Desde que eu fazia arquitetura venho defendendo que a solução para o tráfego de qualquer cidade grande não é espacial. Todas as metrópoles, mesmo as que têm ótimos metrôs, têm engarrafamentos. Quando você estuda história do urbanismo, descobre que na Roma Antiga já existia esse problema. É um erro achar que engarrafamento é coisa moderna. Tem um documentário (infelizmente não lembro o nome) que mostra que, assim que saiu o primeiro Ford vendido a prazo, as cidades abençoadas por essa grande oportunidade comercial passaram a ter engarrafamento em menos de um mês. As pessoas primeiro acharam que o problema se resolveria com o aumento da largura das ruas. Mas depois viram que isso não resolvia, porque quando você faz uma cidade confortável, mais pessoas passam a morar lá, mais pessoas compram carros, e logo a rua já está estreita de novo. Fazer mais metrôs, mais ruas, mais ônibus não vai resolver o problema. Eu não esqueço de um sujeito boboca que eu conheci uma vez que dizia que para solucionar esse problema as pessoas tinham que aprender a deixar o carro em casa e pegar o metrô. Ora, e por acaso o metrô já não está lotado? Alguém quer pegar o metrô, em São Paulo ou no Rio, nos horários de pico? Os ônibus também já estão lotados. E, mesmo que não estivessem, quem ia querer largar o seu carro para pegar um ônibus?! Ônibus é ruim demais, pelo amor de Deus!

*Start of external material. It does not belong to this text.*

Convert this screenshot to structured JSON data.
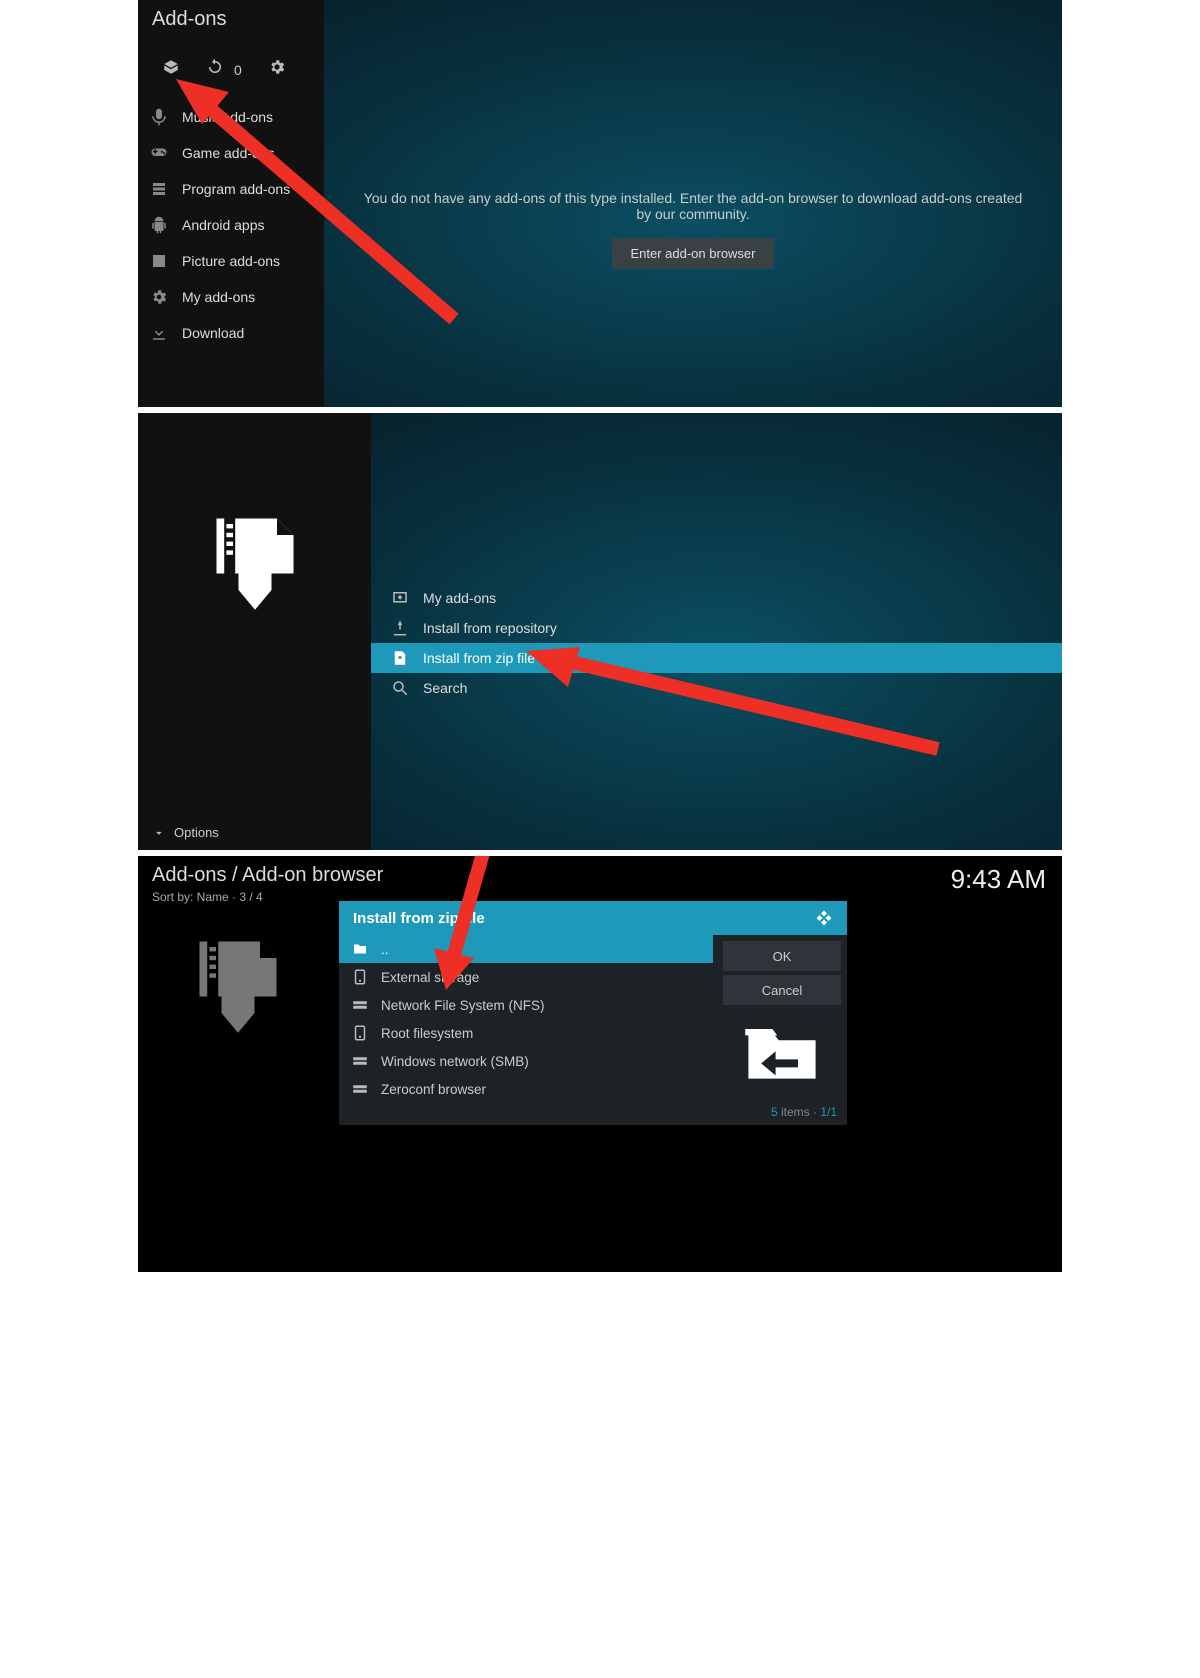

O engraçado é que tem um monte de engenheiro (todos pagos pela prefeitura) trabalhando para resolver o problema, mas eles não conseguem achar a solução. Ela está lá, gritando, debaixo do nariz deles, mas eles não conseguem enxergá-la, primeiro porque são cegos, e depois porque querem ir embora às 18h e folgar aos domingos, como todo mundo.

Uma questão filosófica

Ah, esses moralistas!

Tudo o que é sólido…

Esse cara é bom.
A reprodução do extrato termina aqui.